The Prince George’s County Planning Department’s internal database of the cemetery locations, not yet available to the public, helps staff identify cemeteries as plans for development begin, and helps developers mitigate issues with preserving, protecting, and providing access to cemeteries.

The Prince George’s County Historic Preservation team began locating, documenting, and mapping cemeteries on public and private lands as development in Prince George’s County exploded in the late 90s and early 2000s.

“The project is to protect cemeteries from future development and encourage people who have them on their property to maintain them,” Stabler said.

When developers form plans to subdivide a lot, they are required to provide a conditions report and inventory of any cemeteries on the property. The report should include pictures of any fencing, stones, or markers. The owner of the land is required to upkeep the cemetery.

Often, within an HOA, the developer will leave the cemetery on HOA-owned land so community dues can cover the upkeep. However, as Stabler said, they recently had a community call to complain about the deterioration of a cemetery in their neighborhood. One of the neighbors owns the land where the cemetery lies.

When staff approached the landowner about managing the upkeep on the cemetery, she was confused.
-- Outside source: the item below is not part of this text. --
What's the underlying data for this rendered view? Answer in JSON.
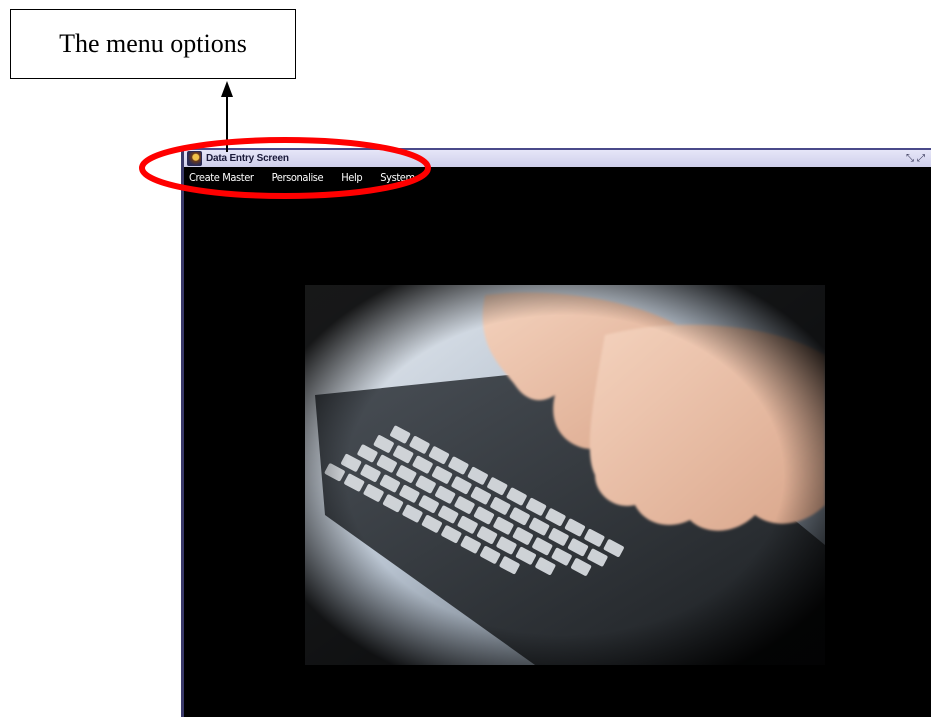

She had assumed, that despite knowing it was her land, that some organization—perhaps the government—was required to take care of it.

That is not the case. And, even if the cemetery is on private property, state law requires the owner to provide access to it. Landowners can be fined for failing to maintain cemeteries that are designated historic sites, but typically M-NCPPC tries to work with the owner first to improve the conditions.

Although the Planning Department’s main goal is to identify and map the location of cemeteries, the Historic Preservation interns have been working to research the old landowners and try to identify who might be in those graves.

“Sometimes with older cemeteries not everyone has a marker.”

Want to visit old cemeteries?

Stabler warns that, although by law the public has a right to access all cemeteries, many property owners with cemeteries on their private land might be unaware of that law. She suggests contacting any property owner before attempting to access a site that is not on public land.

Keep an eye out for daffodils and periwinkles. Stabler said they were common in the nineteenth century as ground coverings for cemeteries.